James Howard Kunstler -- World News Trust
Aug. 1, 2011 -- The Sunday night news, scant as it is these days despite the grotesque exertions of over a thousand cable TV stations, showed the old familiar faces lit up with crocodile smiles.
The Republic was saved, surprise, surprise, by a last-minute fugue of reasonableness, when all concerned decided that putting the business-end of a double-barreled 20-guage shotgun in America's pie-hole might not summon the spirits of Ronald Reagan, Santa Claus, Adam Smith, Chuck Norris, and the Holy Ghost after all.
Let's give thanks that it's over because now the USA can get on with its systemic collapse honestly and fairly. Even though the debt ceiling extravaganza ended in something like political failure, one point did seem to shine through: there's no more money. Anyway, no money for non-bankers, and pretty soon even the bankers will be out of money too, because their money is fantasy banking money (sssshhhh, don't tell them) consisting of hard-drives packed with digital slime trails of swindles and frauds. The public can live in straight-up unvarnished fear now that they are liable to lose everything they thought they had.
This new depression is way different from the hazily remembered one of grampy's boyhood.
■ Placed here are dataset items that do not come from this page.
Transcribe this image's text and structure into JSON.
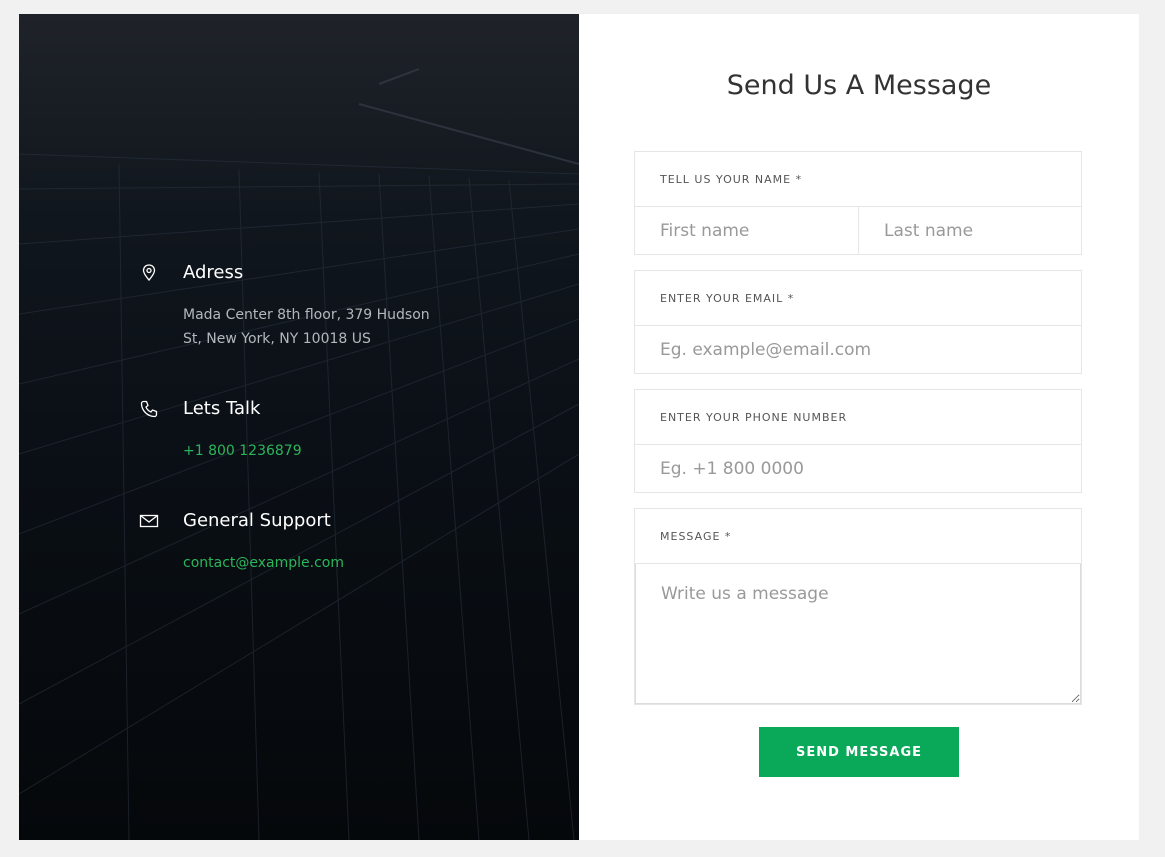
{
  "contact_info": {
    "address": {
      "icon": "map-pin-icon",
      "title": "Adress",
      "line1": "Mada Center 8th floor, 379 Hudson",
      "line2": "St, New York, NY 10018 US"
    },
    "phone": {
      "icon": "phone-icon",
      "title": "Lets Talk",
      "value": "+1 800 1236879"
    },
    "support": {
      "icon": "mail-icon",
      "title": "General Support",
      "value": "contact@example.com"
    }
  },
  "form": {
    "heading": "Send Us A Message",
    "name_label": "TELL US YOUR NAME *",
    "first_name_placeholder": "First name",
    "last_name_placeholder": "Last name",
    "email_label": "ENTER YOUR EMAIL *",
    "email_placeholder": "Eg. example@email.com",
    "phone_label": "ENTER YOUR PHONE NUMBER",
    "phone_placeholder": "Eg. +1 800 0000",
    "message_label": "MESSAGE *",
    "message_placeholder": "Write us a message",
    "submit_label": "SEND MESSAGE"
  },
  "colors": {
    "accent": "#0aa95a",
    "link_green": "#2bb55a",
    "panel_dark": "#0a0f15",
    "background": "#f1f1f1"
  }
}
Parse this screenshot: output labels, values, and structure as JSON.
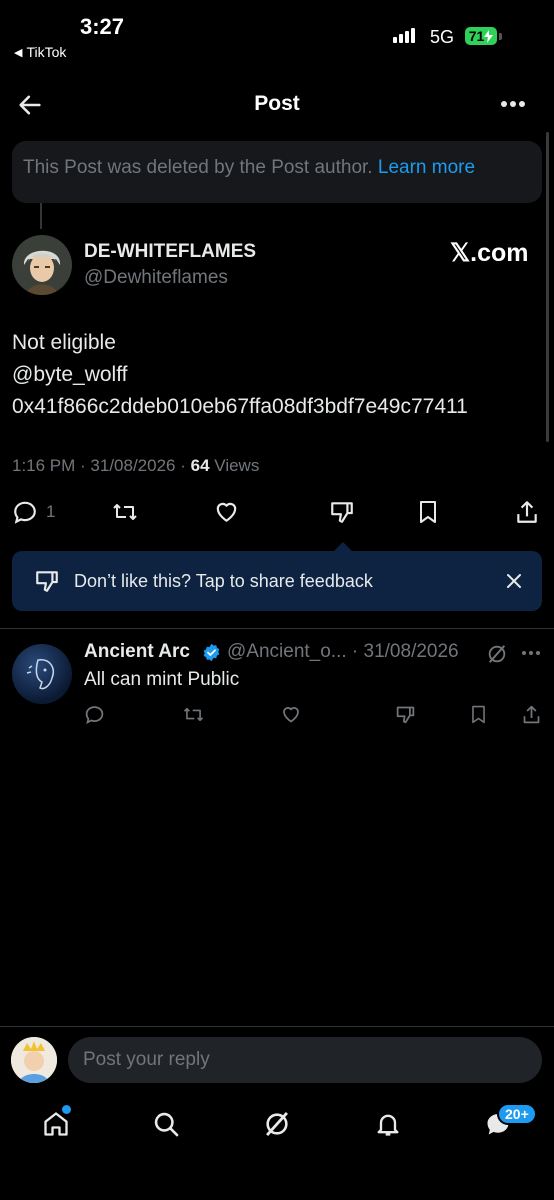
{
  "status_bar": {
    "time": "3:27",
    "back_app": "TikTok",
    "network": "5G",
    "battery": "71"
  },
  "header": {
    "title": "Post"
  },
  "deleted_notice": {
    "text": "This Post was deleted by the Post author.",
    "link": "Learn more"
  },
  "post": {
    "author_name": "DE-WHITEFLAMES",
    "author_handle": "@Dewhiteflames",
    "brand": "𝕏.com",
    "lines": [
      "Not eligible",
      "@byte_wolff",
      "0x41f866c2ddeb010eb67ffa08df3bdf7e49c77411"
    ],
    "time": "1:16 PM · 31/08/2026 ·",
    "views_count": "64",
    "views_label": "Views",
    "reply_count": "1"
  },
  "feedback": {
    "text": "Don’t like this? Tap to share feedback"
  },
  "reply": {
    "name": "Ancient Arc",
    "handle_date": "@Ancient_o... · 31/08/2026",
    "text": "All can mint Public"
  },
  "composer": {
    "placeholder": "Post your reply"
  },
  "nav": {
    "messages_badge": "20+"
  },
  "colors": {
    "accent": "#1d9bf0",
    "background": "#000000",
    "battery": "#30d158"
  }
}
There was no money then, too, in 1934, but you didn't have to puzzle out the metaphysical workings of a collateralized debt obligation to know what the score was. Your pockets were just empty and the bank down the street was shuttered. The country had plenty of everything except money: lots of oil, good farmland, manpower, ores, timber, beeves-on-the-hoof, excellent railroads, dynamic cities, and factories just recently built (only the orders for goods stopped coming in). Yet something happened that still mystifies the viziers who call themselves economists.